Course even if they had a wireless model... there goes the battery life!


----------



## Nephilim

Toushie 

Yah, you'd definitely have to keep a family sized pack of batteries at the ready wouldn't you?


----------



## Praetor

Just a wild idea here but do they make lit keyboards that have different colors for different sets of keys?


----------



## Lorand

How about making a keyboard from a touch-screen TFT? Then not just the colours, but even the keys’ shape would be fully customizable.


----------



## Praetor

LOL ... now who's complicating things?


----------



## Lorand

Just joking... 
But the touch-screen thing could be very useful in a multilingual environment - changing the keyboard layout would change the letters on the keys too...


----------



## Praetor

Yes indeed i didnt think of that aspect... would be quite the mod job though


----------



## Lorand

And here comes the simple solution: paint the keys with phosphorescent paint, and you're set.

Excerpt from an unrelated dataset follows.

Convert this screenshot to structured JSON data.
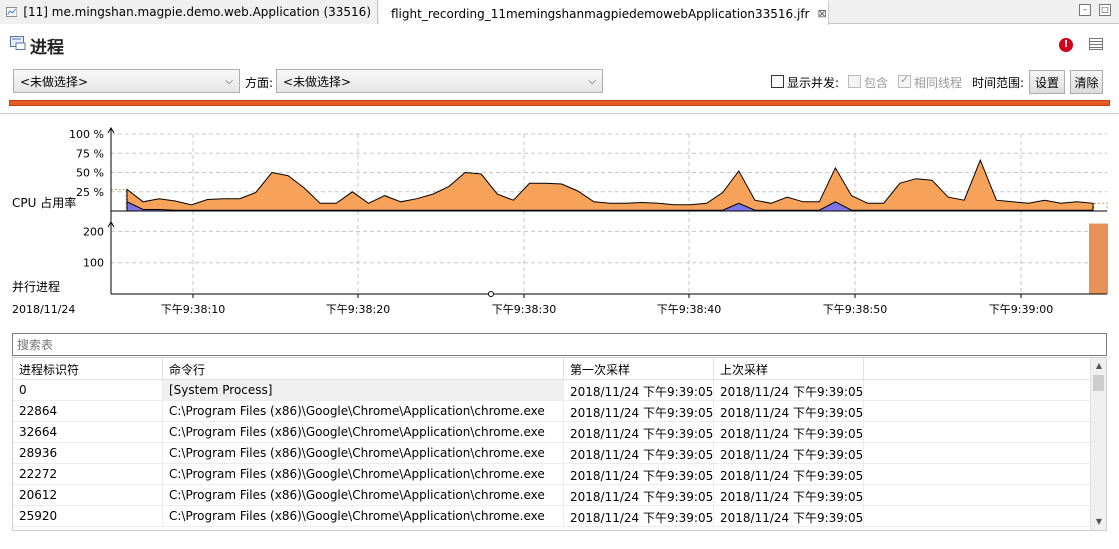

No need for batteries and it works with cordless keyboards too.


----------



## Praetor

Yes i've thought of that but phosphorescent paint doesnt work so well in extended dark operations (i.e., 30 hours nonstop dark kinda deal). Even though I'm not a fan of them bling bling keyboards I think i might get one as the place im moving to in the fall is in the basement and the first thing im doing is sealing the windows so there's not a trace of light


----------



## Lorand

You can recharge that paint with a camera-flash (but with closed eyes, otherwise you won’t see a thing for a couple of minutes ).
If you intend to block out the sun completely, then you might need to supply your own personal hardware with vitamin D in pills or beer (<- my choice ).


----------



## Praetor

LOL some of the keyboards are okay but they are typically extra-bright to accomodate a bright/non-pitch-black environment ... I cant find ones that use red (as to preserve nightvision) or a very dull blue.


----------



## Lorand

Here's a red one: http://www.7volts.com/keyboard_lit1.jpg


----------



## Praetor

That's a mod job right? Looks like the oldschool Logitech Internet keyboard  I think i'll just crack open the chasis and use EL-tape or something ... might try that UV crap


----------